Kara-Ho Kempo
- Focus: Vital Point striking
- Hardness: Unknown
- Country of origin: Territory of Hawaii
- Creator: William Kwai Sun Chow
- Famous practitioners: Ron Alo, Sam Alama Kuoha, Ka'imi Kuoha, Bart Vale
- Parenthood: Kosho Shorei-ryu Kempo
- Descendant arts: Kajukenbo, American Kenpo, Hawaiian Kempo

= Kara-Ho Kempo =

Hawaiian martial art

Kara-Ho Kempo (the unity of spirit, mind, soul and body, fist law) is a martial art created in the 1930s by the late William Kwai Sun Chow of Hawaii (July 3, 1914 - September 21, 1987). The system can best be described as a series of rapid strikes (punches and kicks) to the vital areas of an opponent. The system calls for an equal use of both the hands and feet and, also, teaches self-defense techniques against weapons and multiple attackers.
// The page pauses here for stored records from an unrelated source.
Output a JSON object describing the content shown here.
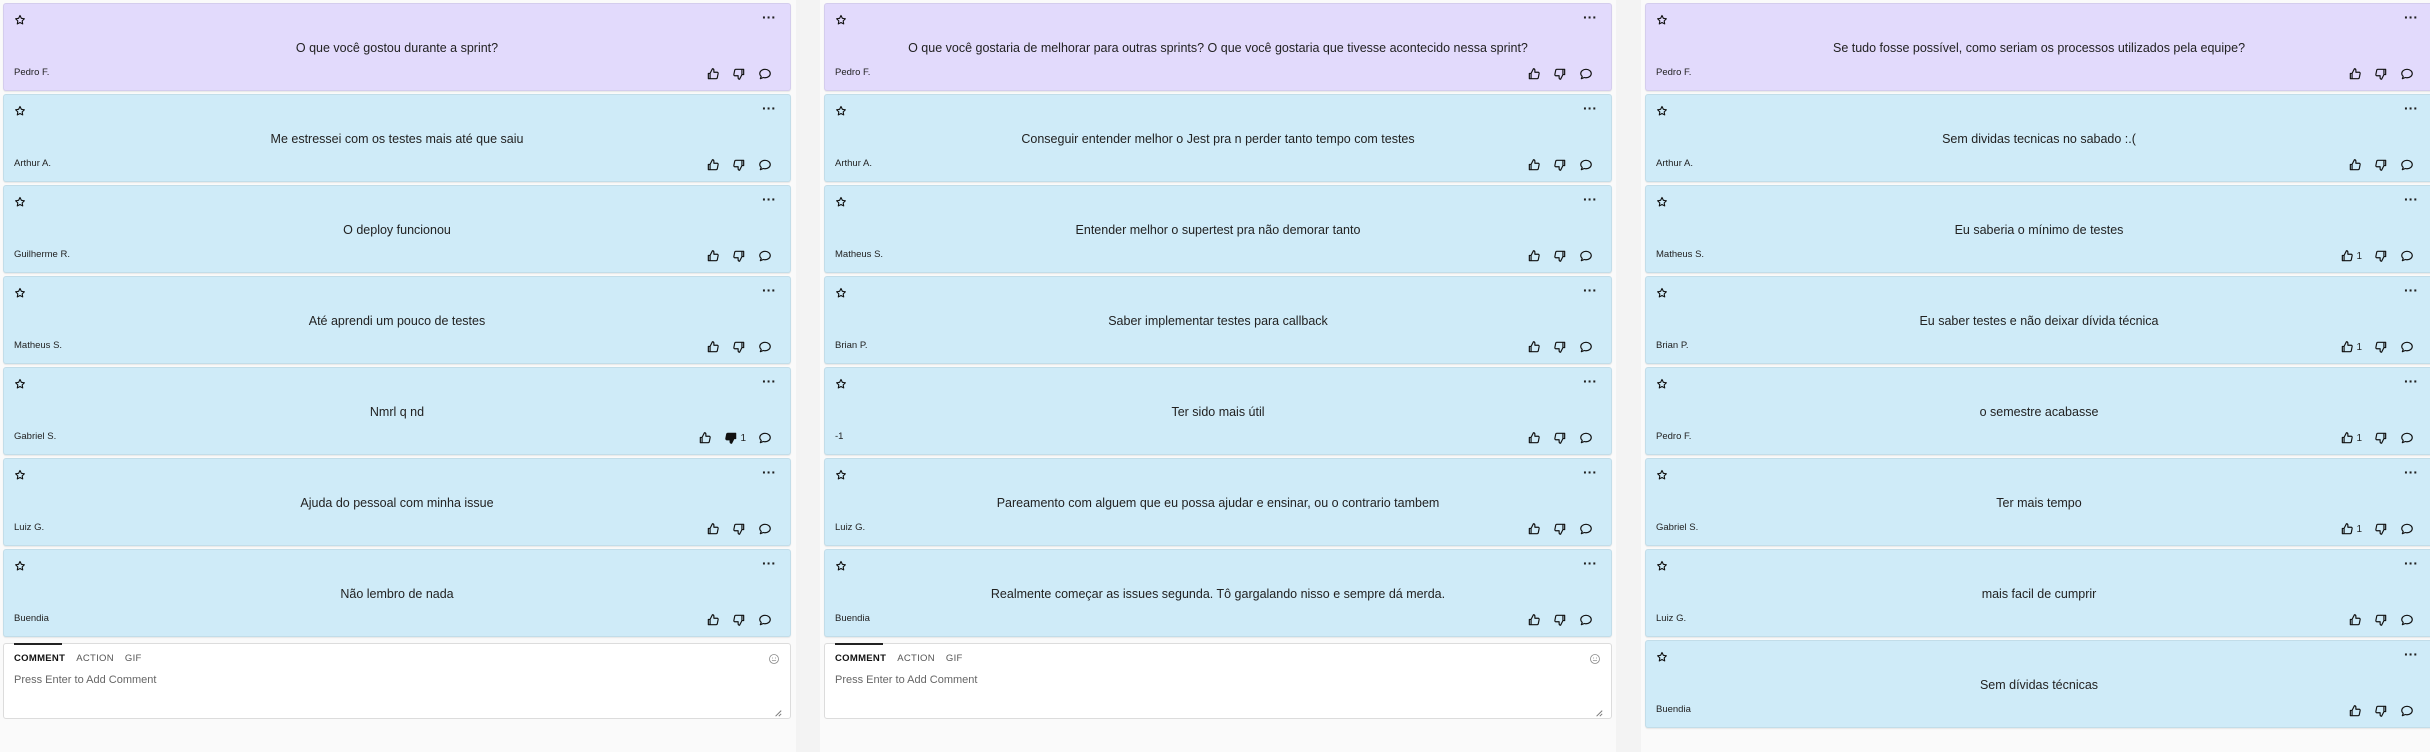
{
  "columns": [
    {
      "header": {
        "text": "O que você gostou durante a sprint?",
        "author": "Pedro F.",
        "up": "",
        "down": ""
      },
      "cards": [
        {
          "text": "Me estressei com os testes mais até que saiu",
          "author": "Arthur A.",
          "up": "",
          "down": "",
          "down_active": false
        },
        {
          "text": "O deploy funcionou",
          "author": "Guilherme R.",
          "up": "",
          "down": "",
          "down_active": false
        },
        {
          "text": "Até aprendi um pouco de testes",
          "author": "Matheus S.",
          "up": "",
          "down": "",
          "down_active": false
        },
        {
          "text": "Nmrl q nd",
          "author": "Gabriel S.",
          "up": "",
          "down": "1",
          "down_active": true
        },
        {
          "text": "Ajuda do pessoal com minha issue",
          "author": "Luiz G.",
          "up": "",
          "down": "",
          "down_active": false
        },
        {
          "text": "Não lembro de nada",
          "author": "Buendia",
          "up": "",
          "down": "",
          "down_active": false
        }
      ],
      "comment": {
        "tabs": [
          "COMMENT",
          "ACTION",
          "GIF"
        ],
        "placeholder": "Press Enter to Add Comment"
      }
    },
    {
      "header": {
        "text": "O que você gostaria de melhorar para outras sprints? O que você gostaria que tivesse acontecido nessa sprint?",
        "author": "Pedro F.",
        "up": "",
        "down": ""
      },
      "cards": [
        {
          "text": "Conseguir entender melhor o Jest pra n perder tanto tempo com testes",
          "author": "Arthur A.",
          "up": "",
          "down": "",
          "down_active": false
        },
        {
          "text": "Entender melhor o supertest pra não demorar tanto",
          "author": "Matheus S.",
          "up": "",
          "down": "",
          "down_active": false
        },
        {
          "text": "Saber implementar testes para callback",
          "author": "Brian P.",
          "up": "",
          "down": "",
          "down_active": false
        },
        {
          "text": "Ter sido mais útil",
          "author": "-1",
          "up": "",
          "down": "",
          "down_active": false
        },
        {
          "text": "Pareamento com alguem que eu possa ajudar e ensinar, ou o contrario tambem",
          "author": "Luiz G.",
          "up": "",
          "down": "",
          "down_active": false
        },
        {
          "text": "Realmente começar as issues segunda. Tô gargalando nisso e sempre dá merda.",
          "author": "Buendia",
          "up": "",
          "down": "",
          "down_active": false
        }
      ],
      "comment": {
        "tabs": [
          "COMMENT",
          "ACTION",
          "GIF"
        ],
        "placeholder": "Press Enter to Add Comment"
      }
    },
    {
      "header": {
        "text": "Se tudo fosse possível, como seriam os processos utilizados pela equipe?",
        "author": "Pedro F.",
        "up": "",
        "down": ""
      },
      "cards": [
        {
          "text": "Sem dividas tecnicas no sabado :.(",
          "author": "Arthur A.",
          "up": "",
          "down": "",
          "down_active": false
        },
        {
          "text": "Eu saberia o mínimo de testes",
          "author": "Matheus S.",
          "up": "1",
          "down": "",
          "down_active": false
        },
        {
          "text": "Eu saber testes e não deixar dívida técnica",
          "author": "Brian P.",
          "up": "1",
          "down": "",
          "down_active": false
        },
        {
          "text": "o semestre acabasse",
          "author": "Pedro F.",
          "up": "1",
          "down": "",
          "down_active": false
        },
        {
          "text": "Ter mais tempo",
          "author": "Gabriel S.",
          "up": "1",
          "down": "",
          "down_active": false
        },
        {
          "text": "mais facil de cumprir",
          "author": "Luiz G.",
          "up": "",
          "down": "",
          "down_active": false
        },
        {
          "text": "Sem dívidas técnicas",
          "author": "Buendia",
          "up": "",
          "down": "",
          "down_active": false
        }
      ],
      "comment": null
    }
  ],
  "colors": {
    "header_card": "#e2dafc",
    "note_card": "#cfebf8"
  },
  "icons": [
    "star-icon",
    "more-icon",
    "thumbs-up-icon",
    "thumbs-down-icon",
    "comment-icon",
    "emoji-icon"
  ]
}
Part of the Kara-Ho Kempo curriculum consists of empty hand and weapons kata, featuring weapons originating in Ryukyu (modern day Okinawa, Japan), China, and the Philippines with 18 weapons total and 3 kata for each weapon.

== Kwai Sun Company ==
Kara-Ho Kempo is overseen by the Kwai Sun Company, an organization created in 1978 by Chow and his top student Samuel Alama Kuoha. This organization is responsible for maintaining student records and membership, as well as the training and dan rank promotions for the roughly 150 schools worldwide. All rank certificates and diplomas are numbered and issued directly by The Kwai Sun Company.

Kara-Ho Kempo is currently headed by Sam Kuoha (10th dan), but the organization, also, has an International Board of Directors composed of black belt instructors that aid in creating and maintaining the stringent rules and guidelines for the system.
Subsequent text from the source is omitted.